La police andalouse découvre d’abord un nouveau-né dans un foyer de protection de Cordoue. Quelques heures plus tard, elle arrête, à 400 km de là, une femme de 37 ans qui vient d’avouer l’impensable : l’enfant est le sien, cédé pour 2 000 € à un couple en mal de descendance, puis réclamé contre remboursement du prix et d’un « supplément de frais ».

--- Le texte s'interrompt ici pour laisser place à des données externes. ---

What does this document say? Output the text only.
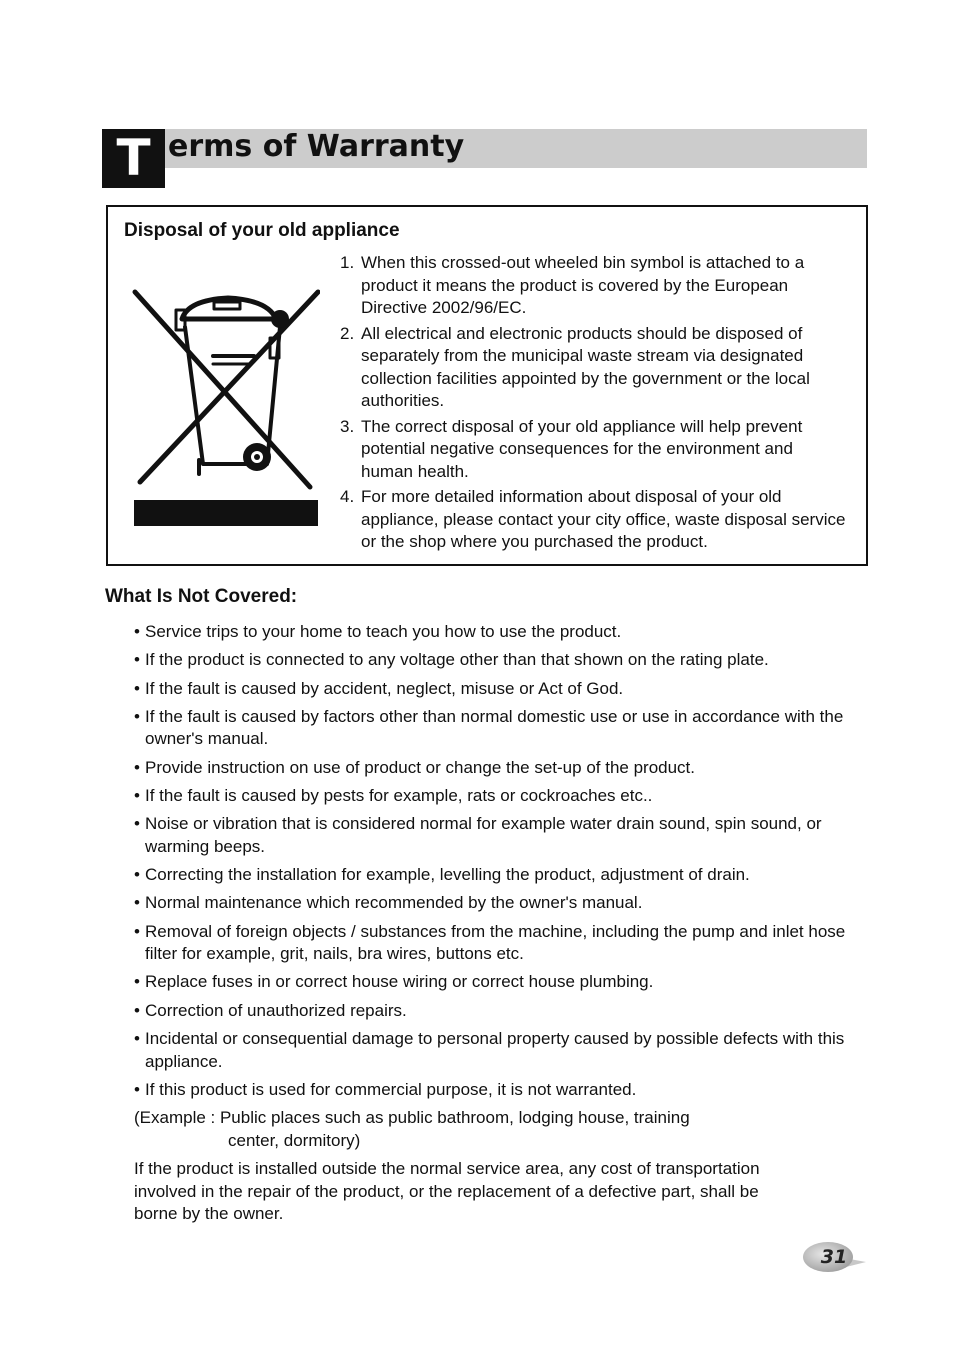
T erms of Warranty
Disposal of your old appliance
1. When this crossed-out wheeled bin symbol is attached to a product it means the product is covered by the European Directive 2002/96/EC.
2. All electrical and electronic products should be disposed of separately from the municipal waste stream via designated collection facilities appointed by the government or the local authorities.
3. The correct disposal of your old appliance will help prevent potential negative consequences for the environment and human health.
4. For more detailed information about disposal of your old appliance, please contact your city office, waste disposal service or the shop where you purchased the product.
What Is Not Covered:
• Service trips to your home to teach you how to use the product.
• If the product is connected to any voltage other than that shown on the rating plate.
• If the fault is caused by accident, neglect, misuse or Act of God.
• If the fault is caused by factors other than normal domestic use or use in accordance with the owner's manual.
• Provide instruction on use of product or change the set-up of the product.
• If the fault is caused by pests for example, rats or cockroaches etc..
• Noise or vibration that is considered normal for example water drain sound, spin sound, or warming beeps.
• Correcting the installation for example, levelling the product, adjustment of drain.
• Normal maintenance which recommended by the owner's manual.
• Removal of foreign objects / substances from the machine, including the pump and inlet hose filter for example, grit, nails, bra wires, buttons etc.
• Replace fuses in or correct house wiring or correct house plumbing.
• Correction of unauthorized repairs.
• Incidental or consequential damage to personal property caused by possible defects with this appliance.
• If this product is used for commercial purpose, it is not warranted.
(Example : Public places such as public bathroom, lodging house, training
center, dormitory)
If the product is installed outside the normal service area, any cost of transportation involved in the repair of the product, or the replacement of a defective part, shall be borne by the owner.
31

Quand l’instinct maternel se négocie par virement
Selon l’enquête, la mère — déjà privée de la garde de six aînés pour négligences — accouche à Cordoue après un mois logé aux frais des futurs « adoptants ». L’accord verbal prévoit 2 000 € à la remise du bébé ; il sera honoré. Mais, à peine rentrée à Madrid, la vendeuse se ravise, porte plainte pour « enlèvement » et réclame la restitution… ou le paiement intégral, majoré de 1 000 € de « frais d’hébergement ». La garde civile remonte les échanges, interpelle le couple acheteur et deux proches complices à Cordoue, puis cueille la mère à Móstoles en mars. Tous sont poursuivis ; l’enfant, lui, restera placé jusqu’à nouvel ordre. Quant à la transaction, elle ne sera jamais remboursée : la justice espagnole a mis le compte moral à découvert.